Spaghetti con bottarga
Posted July 31, 2010on:
Bottarga di muggine is made from the roe of the grey mullet (muggine), which is extracted, molded in its membrane, salted and then dried in the sun. It is most commonly used in Sardinian cuisine so it is no surprise that the finest bottarga comes from the mullets fished in the Cabras, a lake off the shores of western Sardinia.
Below is a picture of 1 piece of bottarga but it typically comes in pairs and there is an amber-orange to dark reddish-brown color to it, depending on how you look at it.The taste is salty, even briny but there is a delicate undertone of spiciness that lingers in your mouth.

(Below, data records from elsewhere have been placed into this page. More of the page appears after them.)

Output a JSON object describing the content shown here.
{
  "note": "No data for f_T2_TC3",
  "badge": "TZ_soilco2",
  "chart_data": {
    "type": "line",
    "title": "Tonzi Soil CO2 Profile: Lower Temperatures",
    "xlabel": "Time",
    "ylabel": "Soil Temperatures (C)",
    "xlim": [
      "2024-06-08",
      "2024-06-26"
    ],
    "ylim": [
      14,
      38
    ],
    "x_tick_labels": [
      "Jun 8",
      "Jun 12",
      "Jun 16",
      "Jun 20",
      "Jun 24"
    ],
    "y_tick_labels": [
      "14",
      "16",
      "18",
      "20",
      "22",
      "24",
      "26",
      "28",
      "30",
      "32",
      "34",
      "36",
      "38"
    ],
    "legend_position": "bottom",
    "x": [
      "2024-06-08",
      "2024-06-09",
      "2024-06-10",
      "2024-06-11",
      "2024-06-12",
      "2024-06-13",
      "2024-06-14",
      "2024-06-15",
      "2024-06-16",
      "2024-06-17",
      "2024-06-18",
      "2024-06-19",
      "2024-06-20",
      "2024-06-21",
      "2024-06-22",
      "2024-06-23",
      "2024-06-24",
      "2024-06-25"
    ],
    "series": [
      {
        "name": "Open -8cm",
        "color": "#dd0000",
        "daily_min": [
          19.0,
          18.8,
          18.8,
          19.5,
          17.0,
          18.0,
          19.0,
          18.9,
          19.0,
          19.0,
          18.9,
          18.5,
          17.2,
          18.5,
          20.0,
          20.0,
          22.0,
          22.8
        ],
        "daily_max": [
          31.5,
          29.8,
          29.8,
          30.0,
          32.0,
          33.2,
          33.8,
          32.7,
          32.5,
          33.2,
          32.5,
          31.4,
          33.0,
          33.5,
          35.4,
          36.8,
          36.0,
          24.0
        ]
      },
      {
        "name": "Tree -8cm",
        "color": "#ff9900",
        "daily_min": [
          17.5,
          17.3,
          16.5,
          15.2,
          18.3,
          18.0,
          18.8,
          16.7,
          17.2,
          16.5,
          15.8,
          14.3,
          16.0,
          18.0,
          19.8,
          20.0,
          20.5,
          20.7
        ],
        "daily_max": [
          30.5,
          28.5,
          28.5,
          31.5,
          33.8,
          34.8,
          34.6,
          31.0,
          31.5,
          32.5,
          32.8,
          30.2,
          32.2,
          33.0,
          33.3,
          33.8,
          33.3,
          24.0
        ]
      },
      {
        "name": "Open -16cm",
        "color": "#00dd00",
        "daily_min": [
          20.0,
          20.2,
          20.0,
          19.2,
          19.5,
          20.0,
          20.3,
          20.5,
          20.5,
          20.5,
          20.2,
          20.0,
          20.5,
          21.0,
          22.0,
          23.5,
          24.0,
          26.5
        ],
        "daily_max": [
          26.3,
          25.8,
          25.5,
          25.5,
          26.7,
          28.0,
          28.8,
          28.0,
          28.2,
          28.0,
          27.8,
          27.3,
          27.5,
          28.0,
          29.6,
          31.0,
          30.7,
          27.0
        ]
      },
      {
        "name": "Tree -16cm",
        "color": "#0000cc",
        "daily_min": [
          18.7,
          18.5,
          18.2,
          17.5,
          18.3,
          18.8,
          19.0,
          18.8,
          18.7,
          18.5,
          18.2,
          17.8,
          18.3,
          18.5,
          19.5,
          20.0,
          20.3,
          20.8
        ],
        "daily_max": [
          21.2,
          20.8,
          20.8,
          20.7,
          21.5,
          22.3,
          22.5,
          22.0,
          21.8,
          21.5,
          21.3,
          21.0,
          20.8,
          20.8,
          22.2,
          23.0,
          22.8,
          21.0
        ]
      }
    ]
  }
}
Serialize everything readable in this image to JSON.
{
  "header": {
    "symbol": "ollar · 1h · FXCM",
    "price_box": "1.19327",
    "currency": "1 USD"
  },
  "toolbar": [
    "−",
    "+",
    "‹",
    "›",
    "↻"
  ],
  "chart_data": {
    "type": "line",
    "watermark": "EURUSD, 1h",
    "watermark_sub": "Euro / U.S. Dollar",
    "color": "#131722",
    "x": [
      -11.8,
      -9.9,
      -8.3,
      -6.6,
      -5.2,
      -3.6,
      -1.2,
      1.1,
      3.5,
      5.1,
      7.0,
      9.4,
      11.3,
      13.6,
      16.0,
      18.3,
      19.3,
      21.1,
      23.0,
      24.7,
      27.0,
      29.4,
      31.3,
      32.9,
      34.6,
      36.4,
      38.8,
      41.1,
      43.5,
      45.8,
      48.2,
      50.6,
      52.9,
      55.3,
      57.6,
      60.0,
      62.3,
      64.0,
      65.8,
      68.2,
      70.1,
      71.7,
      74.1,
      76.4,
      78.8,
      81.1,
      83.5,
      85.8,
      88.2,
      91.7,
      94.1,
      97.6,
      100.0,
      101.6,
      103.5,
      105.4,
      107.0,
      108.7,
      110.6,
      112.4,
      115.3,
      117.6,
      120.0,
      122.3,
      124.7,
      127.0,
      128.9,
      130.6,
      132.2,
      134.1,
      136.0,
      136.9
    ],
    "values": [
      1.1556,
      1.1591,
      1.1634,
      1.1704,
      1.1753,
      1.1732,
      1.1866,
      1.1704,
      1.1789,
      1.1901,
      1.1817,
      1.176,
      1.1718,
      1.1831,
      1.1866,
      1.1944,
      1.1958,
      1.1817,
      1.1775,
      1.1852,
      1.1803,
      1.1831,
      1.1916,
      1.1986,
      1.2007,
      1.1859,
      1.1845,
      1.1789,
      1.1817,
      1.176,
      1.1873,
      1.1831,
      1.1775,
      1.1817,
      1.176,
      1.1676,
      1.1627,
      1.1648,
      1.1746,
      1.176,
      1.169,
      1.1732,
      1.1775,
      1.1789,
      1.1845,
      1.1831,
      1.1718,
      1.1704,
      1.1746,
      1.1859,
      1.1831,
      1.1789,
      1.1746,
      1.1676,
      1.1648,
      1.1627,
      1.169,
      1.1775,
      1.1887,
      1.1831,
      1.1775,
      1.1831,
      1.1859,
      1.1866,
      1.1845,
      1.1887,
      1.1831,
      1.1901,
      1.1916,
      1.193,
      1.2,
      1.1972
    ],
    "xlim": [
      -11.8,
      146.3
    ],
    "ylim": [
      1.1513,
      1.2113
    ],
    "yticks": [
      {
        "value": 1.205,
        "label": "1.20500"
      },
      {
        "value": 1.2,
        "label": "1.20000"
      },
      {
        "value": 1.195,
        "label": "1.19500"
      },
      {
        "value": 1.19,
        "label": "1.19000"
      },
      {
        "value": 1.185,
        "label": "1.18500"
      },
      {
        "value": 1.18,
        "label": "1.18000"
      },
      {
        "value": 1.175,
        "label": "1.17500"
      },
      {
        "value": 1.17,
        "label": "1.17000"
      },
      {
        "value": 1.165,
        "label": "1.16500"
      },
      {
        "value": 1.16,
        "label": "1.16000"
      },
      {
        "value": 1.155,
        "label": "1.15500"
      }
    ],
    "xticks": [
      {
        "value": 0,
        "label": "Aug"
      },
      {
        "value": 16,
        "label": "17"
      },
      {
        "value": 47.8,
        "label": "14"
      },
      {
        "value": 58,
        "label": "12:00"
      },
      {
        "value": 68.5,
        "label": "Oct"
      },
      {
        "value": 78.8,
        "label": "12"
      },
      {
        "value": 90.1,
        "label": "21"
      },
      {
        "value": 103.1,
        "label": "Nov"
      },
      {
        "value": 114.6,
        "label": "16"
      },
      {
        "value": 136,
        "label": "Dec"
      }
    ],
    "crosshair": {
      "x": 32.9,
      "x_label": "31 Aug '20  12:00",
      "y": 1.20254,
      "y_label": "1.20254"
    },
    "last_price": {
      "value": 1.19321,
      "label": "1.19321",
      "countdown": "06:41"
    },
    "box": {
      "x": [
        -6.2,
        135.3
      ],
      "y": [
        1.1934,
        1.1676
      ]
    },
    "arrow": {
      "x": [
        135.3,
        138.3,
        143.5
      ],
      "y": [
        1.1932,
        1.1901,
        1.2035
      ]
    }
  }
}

Another kind is bottarga di tonno, the roe of the tuna. This one is drier and sharper in texture while being coarser in flavour. This type of bottarga is more commonly used by cuisines found in the eastern Mediterranean.
There are 2 main schools of cooking with bottarga: those who use olive oil and those who use butter. Olive oil are for traditionalists, who maintain that fish should only be cooked in olive oil; whereas butter is believed to soften and sweet the strong flavours of the bottarga.
While I would prefer to cook with butter, I decided to use olive oil this time. In Sardinia, the traditional pasta used is malloreddus, which is something like gnocchi. However we can just substitute it with spaghetti or even tonnarelli.
First you have to grate the bottarga roe finely, about 1/4 cup is enough for 2 people as bottarga isn’t cheap at all.
Then together with a large pinch of salt, sauté the onions in olive oil until slightly browned.
Once the pasta is done, mix it with some good quality extra virgin olive oil, like the “Santini” I used before. Then toss it a few times with the onions and sauce in the pan. Finally, sprinkle a tablespoon of chopped parsley, a small pinch of lemon zest, and finally the grated bottarga. Toss throughly to ensure even coating of the pasta.
And there you have it, the simple yet delicious spaghetti con bottarga!